Santiago y otras ciudades ajustan tarifas ante la crisis del sistema de colectivos
La caída de pasajeros, el encarecimiento de insumos y la quita de subsidios nacionales desatan una ola de incrementos en los precios de los pasajes.
El sistema de transporte público del país atraviesa una de las crisis más profundas de los últimos años en distintas provincias argentinas, afectado por la caída de pasajeros, el aumento de costos operativos y la reducción de subsidios nacionales.
En Santiago del Estero y La Banda, los concejales consensuaron una suba del 22% en el boleto urbano, que pasará de $1.140 a $1.390. La última actualización había sido en diciembre de 2025. Desde los cuerpos deliberativos señalaron que la medida responde al incremento de costos, la caída en la venta de boletos y la falta de envío de fondos compensatorios por parte del Gobierno nacional.
La situación se replica en otras ciudades del país. En Bahía Blanca, el Concejo Deliberante aprobó un aumento escalonado que llevará la tarifa plana de $1.545 a más de $1.800 en una primera etapa, con futuras actualizaciones ligadas a la inflación.

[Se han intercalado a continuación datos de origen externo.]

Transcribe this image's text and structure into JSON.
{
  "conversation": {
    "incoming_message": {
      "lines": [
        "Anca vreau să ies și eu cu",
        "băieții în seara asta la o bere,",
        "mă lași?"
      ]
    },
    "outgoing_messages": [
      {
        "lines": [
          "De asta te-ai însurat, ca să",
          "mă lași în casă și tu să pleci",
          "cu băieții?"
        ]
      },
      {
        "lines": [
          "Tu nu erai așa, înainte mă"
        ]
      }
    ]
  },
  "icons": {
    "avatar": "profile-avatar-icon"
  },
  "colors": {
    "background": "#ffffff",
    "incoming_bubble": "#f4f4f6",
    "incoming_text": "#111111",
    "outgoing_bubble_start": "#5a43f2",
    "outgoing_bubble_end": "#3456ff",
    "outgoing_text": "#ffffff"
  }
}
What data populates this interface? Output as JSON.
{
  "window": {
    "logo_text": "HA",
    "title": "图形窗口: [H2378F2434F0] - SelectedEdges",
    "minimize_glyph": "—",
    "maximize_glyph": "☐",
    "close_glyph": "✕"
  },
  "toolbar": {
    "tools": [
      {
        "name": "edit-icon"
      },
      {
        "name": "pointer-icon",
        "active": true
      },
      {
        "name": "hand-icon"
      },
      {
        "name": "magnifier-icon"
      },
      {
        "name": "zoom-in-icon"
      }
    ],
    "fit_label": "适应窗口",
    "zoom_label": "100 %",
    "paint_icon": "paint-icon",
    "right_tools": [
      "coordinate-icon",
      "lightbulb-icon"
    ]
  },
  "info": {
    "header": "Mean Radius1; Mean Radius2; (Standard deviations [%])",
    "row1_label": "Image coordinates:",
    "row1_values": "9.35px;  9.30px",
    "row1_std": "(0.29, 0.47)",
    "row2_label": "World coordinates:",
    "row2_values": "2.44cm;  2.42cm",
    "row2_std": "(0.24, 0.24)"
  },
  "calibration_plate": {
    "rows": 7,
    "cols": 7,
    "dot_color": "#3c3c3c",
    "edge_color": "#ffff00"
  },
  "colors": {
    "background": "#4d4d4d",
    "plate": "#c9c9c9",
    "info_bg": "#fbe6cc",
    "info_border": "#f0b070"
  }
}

En Esquel, el boleto pasará de $1.200 a $1.600 y luego a $1.800 desde julio. La oposición cuestionó el proyecto al considerar que no contempla el impacto económico sobre las familias en un contexto de crisis.
Por su parte, en San Miguel de Tucumán, los empresarios del transporte impulsan una fuerte suba que elevaría el boleto mínimo de $1.250 a $2.400, mientras los trabajadores del sector afrontan demoras y pagos salariales en cuotas.
Además, en la provincia del Chaco, la empresa ERSA suspendió a decenas de choferes como parte de la crisis que atraviesa el servicio.